C. Rencana Keperawatan
Dalam kasus ini penulis merencanakan tindakan berdasarkan buku Nanda
(2015-2017), dengan intervensi terapi oksigen NRBM yang tujuannya untuk
membantu memenuhi kebutuhan oksigen dakam tubuh (Nugroho, 2016),
memposisikan pasien untuk memaksimalkan ventilasi dengan posisi semi
fowler dan menggunakan nebulizer unuk melonggarkan pernafasan.

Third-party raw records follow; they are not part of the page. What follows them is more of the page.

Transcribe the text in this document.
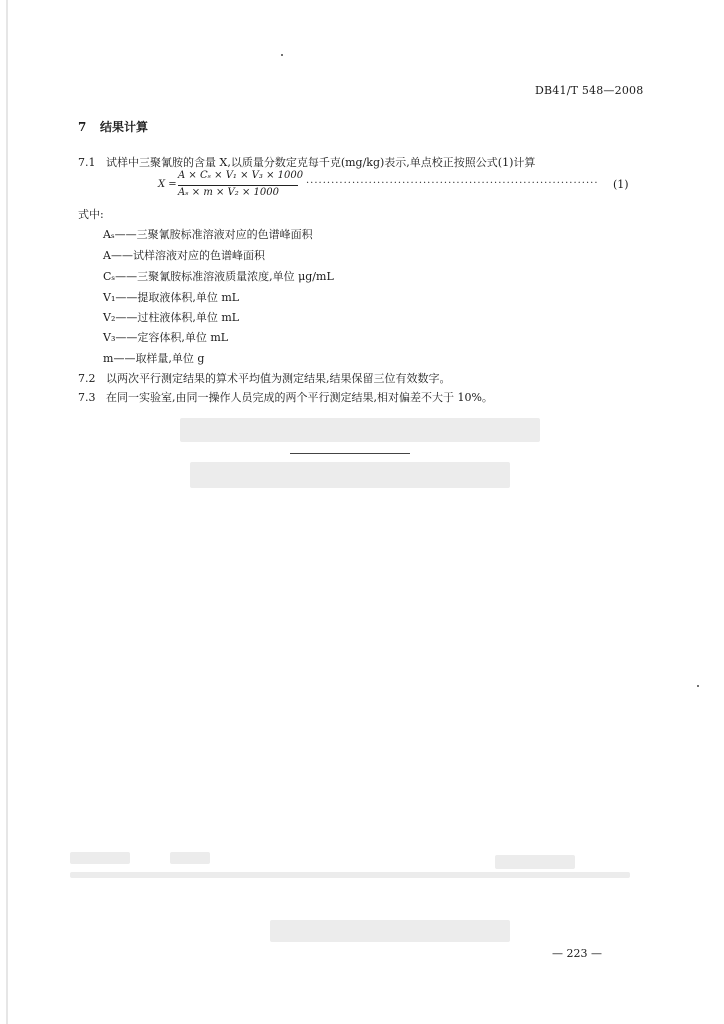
DB41/T 548—2008
7 结果计算
7.1 试样中三聚氰胺的含量 X,以质量分数定克每千克(mg/kg)表示,单点校正按照公式(1)计算
X =
A × Cₛ × V₁ × V₃ × 1000
Aₛ × m × V₂ × 1000
······································································	(1)
式中:
Aₛ——三聚氰胺标准溶液对应的色谱峰面积
A——试样溶液对应的色谱峰面积
Cₛ——三聚氰胺标准溶液质量浓度,单位 μg/mL
V₁——提取液体积,单位 mL
V₂——过柱液体积,单位 mL
V₃——定容体积,单位 mL
m——取样量,单位 g
7.2 以两次平行测定结果的算术平均值为测定结果,结果保留三位有效数字。
7.3 在同一实验室,由同一操作人员完成的两个平行测定结果,相对偏差不大于 10%。
— 223 —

Pemantauan EKG untuk mengetahui ada tidaknya kelainan sistem kelistrikan
jantung. Auskultasi suara nafas, memonitoring respirasi dan status O2, monitor
TTV, dan berkolaborasi dengan dokter untuk terapi farmakologis.
D. Implementasi
Implementasi yang dilakukan kepada Tn.S pada pukul 09.35-09.42 WIB,
melakukan terapi oksigen, memposisikan pasien untuk memaksimalkan
ventilasi atur posisi semi fowler dan pemberian nebulizer untuk melonggarkan
pernafasan, mengauskultasi suara nafas tambahan, pemasangan infuse Ns 20
tpm, pemasangan NRBM 12 Lpm, pemeriksaan EKG, Pemasangan kateter,
dan injeksi furosemid 40 mg sesuai anjuran dokter untuk membuang cairan
berlebih dalam tubuh.
E. Evaluasi
Dalam kasus ini, tindakan untuk pemenuhan kebutuhan oksigen pada Tn.S
kurang mencapai tujuan. Keluarga Tn.S mengatakan kalau Tn.S gelisah dan
masih sesak, tekanan darah 158/120 mmHg, suhu 36,7 oC, RR 28 kali/menit,
SPO2 90%. Masalah belum teratasi pada pukul 09.48 WIB Tn.S di Ruang
Instalasi Care Unir RS Islam Gondanglegi, intervensi dilanjutkan obsevasi
TTV, observasi pola nafas dan monitoring adanya tanda-tanda hipoventilasi.